What about today's hot topics, such as artificial intelligence? Will they also benefit?
Yes, of course. Learning neural networks is nothing more than a highly complex optimization task on a very large range of variables. One of the central problems in machine learning is to keep the learning phase reasonably manageable – think of the learning of an autonomously driving vehicle that has to make a wide variety of decisions independently depending on the traffic situation. In the meantime, there are dedicated research activities that deal precisely with how the learning phase can be significantly sped up with the help of quantum computing.
You said in the first part of the interview that quantum computing does not directly provide “the right” solution, but only with a certain probability. Isn't that a massive disadvantage?
Well, first of all, it is an intrinsic property of quantum computing and one of the reasons why quantum computing will certainly not revolutionize today's office applications.

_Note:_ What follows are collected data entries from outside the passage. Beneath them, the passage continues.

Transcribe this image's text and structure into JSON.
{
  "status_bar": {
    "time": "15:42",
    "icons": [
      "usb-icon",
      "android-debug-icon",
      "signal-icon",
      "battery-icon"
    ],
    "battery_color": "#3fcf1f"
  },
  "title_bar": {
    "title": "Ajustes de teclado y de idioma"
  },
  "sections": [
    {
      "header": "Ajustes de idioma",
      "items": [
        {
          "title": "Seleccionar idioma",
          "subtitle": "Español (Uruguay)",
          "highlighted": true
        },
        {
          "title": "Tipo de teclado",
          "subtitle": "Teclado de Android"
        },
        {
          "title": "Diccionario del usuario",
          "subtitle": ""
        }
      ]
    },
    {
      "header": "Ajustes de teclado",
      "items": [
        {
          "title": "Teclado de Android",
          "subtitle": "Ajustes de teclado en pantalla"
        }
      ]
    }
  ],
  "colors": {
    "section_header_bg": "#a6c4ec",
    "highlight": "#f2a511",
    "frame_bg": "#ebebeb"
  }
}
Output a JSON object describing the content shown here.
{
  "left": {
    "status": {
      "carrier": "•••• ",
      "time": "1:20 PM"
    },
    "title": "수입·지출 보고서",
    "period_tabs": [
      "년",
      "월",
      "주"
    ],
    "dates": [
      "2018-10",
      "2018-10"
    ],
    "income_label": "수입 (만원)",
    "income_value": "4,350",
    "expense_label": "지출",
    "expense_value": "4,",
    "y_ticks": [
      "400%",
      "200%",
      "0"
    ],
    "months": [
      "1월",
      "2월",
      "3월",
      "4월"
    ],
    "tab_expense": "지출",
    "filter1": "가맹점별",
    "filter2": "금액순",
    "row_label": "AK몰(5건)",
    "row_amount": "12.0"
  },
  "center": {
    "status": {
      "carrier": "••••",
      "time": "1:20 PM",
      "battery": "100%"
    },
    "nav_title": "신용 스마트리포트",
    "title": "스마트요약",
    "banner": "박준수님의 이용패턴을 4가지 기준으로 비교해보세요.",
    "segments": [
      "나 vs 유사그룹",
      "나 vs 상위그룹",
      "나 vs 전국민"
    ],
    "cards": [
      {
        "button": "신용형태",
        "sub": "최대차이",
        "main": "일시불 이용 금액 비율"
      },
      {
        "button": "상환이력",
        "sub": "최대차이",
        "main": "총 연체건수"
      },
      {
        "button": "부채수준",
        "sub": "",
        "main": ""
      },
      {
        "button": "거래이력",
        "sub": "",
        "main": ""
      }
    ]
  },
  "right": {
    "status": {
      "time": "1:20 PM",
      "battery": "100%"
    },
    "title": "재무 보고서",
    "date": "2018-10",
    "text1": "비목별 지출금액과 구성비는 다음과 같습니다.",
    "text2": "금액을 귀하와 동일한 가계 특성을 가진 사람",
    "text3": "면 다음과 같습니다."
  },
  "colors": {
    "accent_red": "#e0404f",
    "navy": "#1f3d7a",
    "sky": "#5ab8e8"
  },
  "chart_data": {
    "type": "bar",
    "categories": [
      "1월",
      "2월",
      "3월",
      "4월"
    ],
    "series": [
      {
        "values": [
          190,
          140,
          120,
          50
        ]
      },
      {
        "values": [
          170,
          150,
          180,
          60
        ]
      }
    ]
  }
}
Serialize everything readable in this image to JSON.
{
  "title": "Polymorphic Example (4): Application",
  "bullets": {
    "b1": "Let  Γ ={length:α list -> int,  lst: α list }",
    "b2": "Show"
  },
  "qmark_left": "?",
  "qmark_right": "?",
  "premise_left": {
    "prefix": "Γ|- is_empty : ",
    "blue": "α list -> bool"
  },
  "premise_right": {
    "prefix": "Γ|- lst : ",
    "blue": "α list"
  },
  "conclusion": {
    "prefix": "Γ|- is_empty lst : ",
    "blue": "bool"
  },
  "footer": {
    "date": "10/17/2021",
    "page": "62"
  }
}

But for the problems mentioned, the advantage of parallelism far outweighs the disadvantages once a certain threshold has been reached.

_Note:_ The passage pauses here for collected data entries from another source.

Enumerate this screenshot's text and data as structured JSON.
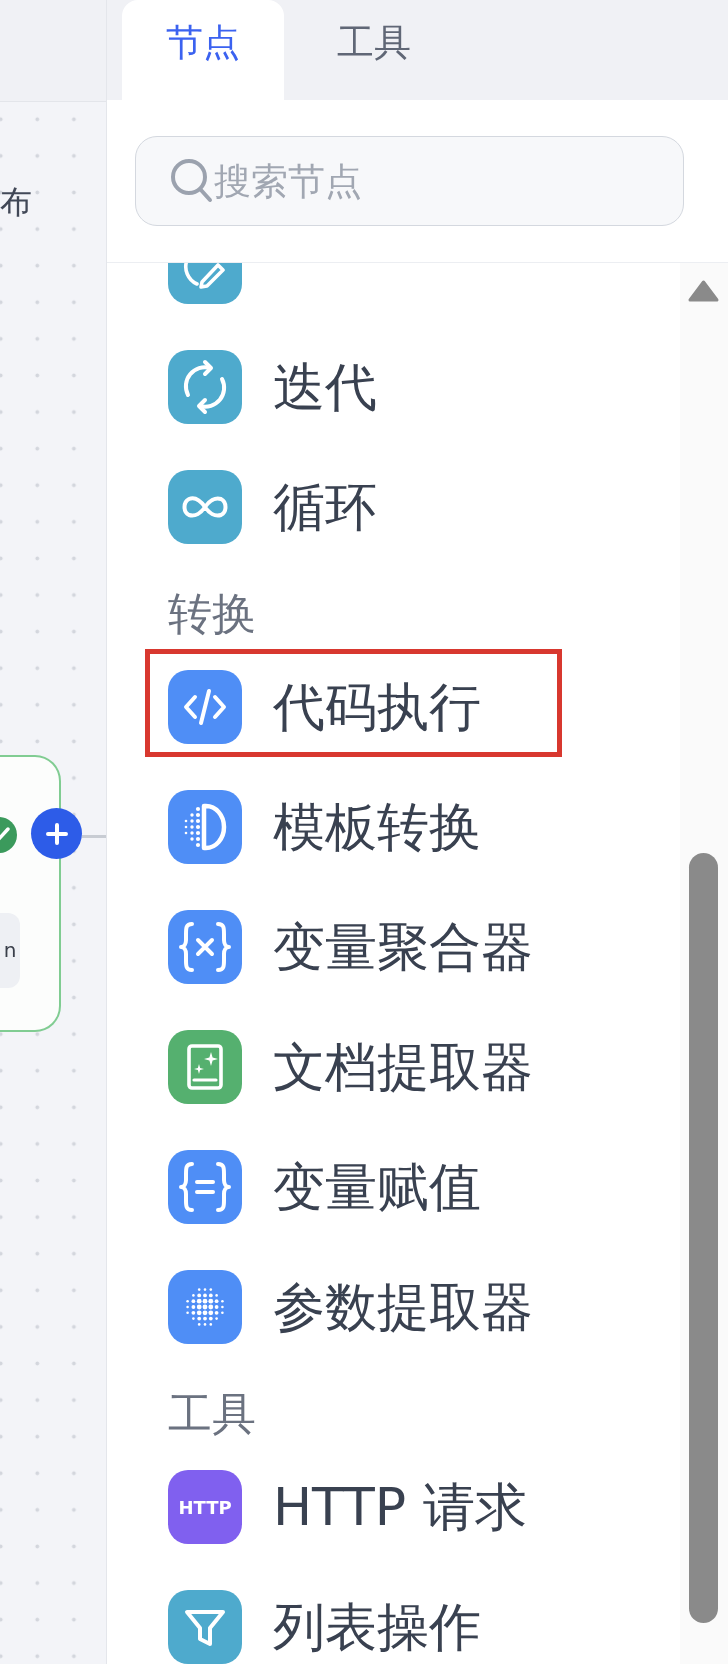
{
  "canvas": {
    "label": "布",
    "node": {
      "tag": "n"
    }
  },
  "tabs": [
    {
      "label": "节点",
      "selected": true
    },
    {
      "label": "工具",
      "selected": false
    }
  ],
  "search": {
    "placeholder": "搜索节点"
  },
  "node_list": {
    "partial_item": {
      "kind": "pen",
      "color": "#4eaacd"
    },
    "sections": [
      {
        "items": [
          {
            "label": "迭代",
            "kind": "iteration",
            "color": "#4eaacd",
            "highlighted": false
          },
          {
            "label": "循环",
            "kind": "loop",
            "color": "#4eaacd",
            "highlighted": false
          }
        ]
      },
      {
        "title": "转换",
        "items": [
          {
            "label": "代码执行",
            "kind": "code",
            "color": "#4f8ef6",
            "highlighted": true
          },
          {
            "label": "模板转换",
            "kind": "template",
            "color": "#4f8ef6",
            "highlighted": false
          },
          {
            "label": "变量聚合器",
            "kind": "aggregator",
            "color": "#4f8ef6",
            "highlighted": false
          },
          {
            "label": "文档提取器",
            "kind": "document",
            "color": "#55b06f",
            "highlighted": false
          },
          {
            "label": "变量赋值",
            "kind": "assigner",
            "color": "#4f8ef6",
            "highlighted": false
          },
          {
            "label": "参数提取器",
            "kind": "parameter",
            "color": "#4f8ef6",
            "highlighted": false
          }
        ]
      },
      {
        "title": "工具",
        "items": [
          {
            "label": "HTTP 请求",
            "kind": "http",
            "icon_text": "HTTP",
            "color": "#8060ef",
            "highlighted": false
          },
          {
            "label": "列表操作",
            "kind": "list",
            "color": "#4eaacd",
            "highlighted": false
          }
        ]
      }
    ]
  }
}
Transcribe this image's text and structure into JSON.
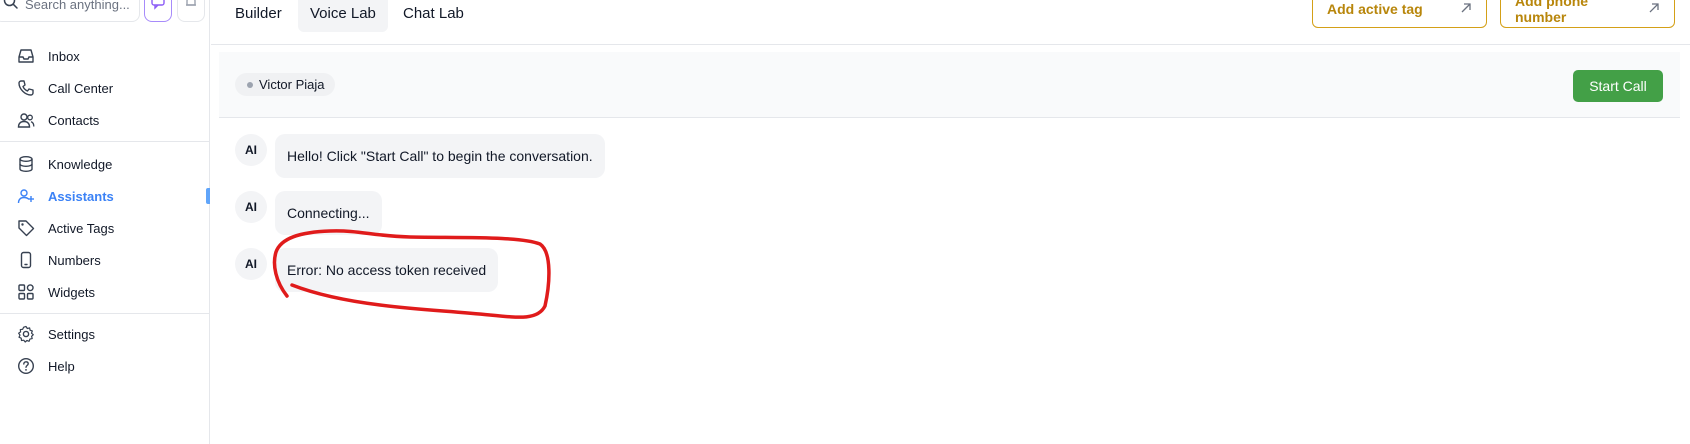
{
  "sidebar": {
    "search_placeholder": "Search anything...",
    "groups": [
      {
        "items": [
          {
            "label": "Inbox",
            "icon": "inbox-icon"
          },
          {
            "label": "Call Center",
            "icon": "phone-icon"
          },
          {
            "label": "Contacts",
            "icon": "users-icon"
          }
        ]
      },
      {
        "items": [
          {
            "label": "Knowledge",
            "icon": "database-icon"
          },
          {
            "label": "Assistants",
            "icon": "user-plus-icon",
            "active": true
          },
          {
            "label": "Active Tags",
            "icon": "tag-icon"
          },
          {
            "label": "Numbers",
            "icon": "smartphone-icon"
          },
          {
            "label": "Widgets",
            "icon": "widgets-icon"
          }
        ]
      },
      {
        "items": [
          {
            "label": "Settings",
            "icon": "gear-icon"
          },
          {
            "label": "Help",
            "icon": "help-icon"
          }
        ]
      }
    ]
  },
  "topbar": {
    "tabs": [
      {
        "label": "Builder"
      },
      {
        "label": "Voice Lab",
        "active": true
      },
      {
        "label": "Chat Lab"
      }
    ],
    "add_active_tag": "Add active tag",
    "add_phone_number": "Add phone number"
  },
  "chat": {
    "contact_name": "Victor Piaja",
    "start_call": "Start Call",
    "messages": [
      {
        "sender": "AI",
        "text": "Hello! Click \"Start Call\" to begin the conversation."
      },
      {
        "sender": "AI",
        "text": "Connecting..."
      },
      {
        "sender": "AI",
        "text": "Error: No access token received"
      }
    ]
  },
  "colors": {
    "accent_blue": "#3b82f6",
    "button_green": "#43a047",
    "outline_gold": "#d4a017",
    "annotation_red": "#e01b1b"
  }
}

However, the element of randomness is also a highly interesting feature of quantum computing, which even becomes an advantage in some applications. I’m thinking in particular of simulation calculations, for example for material deformation, molecular dynamics, traffic flows, financial markets, weather and climate, and much more. With our traditional simulation methods, there is often the problem that our “deterministic” computers do not know any real random numbers, but have to calculate them with the help of more or less suitable algorithms. These pseudo-random numbers can massively distort the simulation results. In quantum computing, on the other hand, we have real random numbers at our disposal, which are not predictable in any way – a great advantage in such simulation calculations (which, by the way, can also be very complex again, with countless variables and relationships, in other words the ideal type of problems for quantum computers).